| I recently had a pie-in-the-sky business idea and I would love for someone who knows more about the industry why it will definitely fail. I assume it's unworkable for a lot of reasons, but it is just plausible enough to be a fun idea for a sci-fi novel. Get a fleet of 2-4 seater unpowered glider planes [1] Get a bunch of rural properties spaced ~100km apart. Put little glider landing and launch strips on each property. Use a powerful electric winch to launch the gliders. Develop software that can fly the planes autonomously from strip to strip (I assume this is the really hard part, but I am under the impression that autonomous flying is a much easier problem than autonomous driving?). You now have the ability to shuttle passengers around your network of airstrips at ~200kph for the cost of electricity used by your winches and maintenance of the glider fleet. My thought is that the electricity of the winches is pretty minimal and could be served with some locally installed solar panels and batteries, and the maintenance is super low since the gliders don't have many moving parts onboard.
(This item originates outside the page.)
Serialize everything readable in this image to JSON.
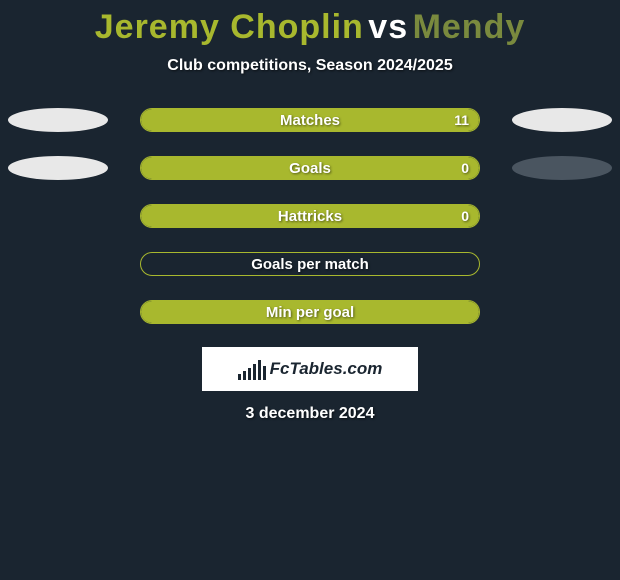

The main use-case would be city-to-city short hops that are currently poorly served by rail. It's far easier to build a string of small airstrips than a whole rail corridor. This idea came to me when thinking about SpaceX's recent plans to catch their Starship boosters out of the air instead of having landing gear on them. The reasoning is that you can have essentially unlimited mass for ground support equipment, but mass on the booster is precious. So you offload the landing gear from the booster to the ground support equipment, even if it's big and complicated. This idea is like electric aircraft, but you've offloaded the propulsion and batteries to the ground support equipment. [1] https://en.wikipedia.org/wiki/Glider_(sailplane) |
Let's suppose for a moment that air travel today worked the way you described it, with gliders, 60 mile range, electric winches etc.).
Then someone comes along and invents the motorized plane and now all of a sudden you can start and land a plane pretty much anywhere you want, you're no longer dependent on weather and, in addition, you multiply your range by a factor of 5x to 10x.
To me that sounds more disruptive than the other way around, so your idea would unfortunately fail the reversion test.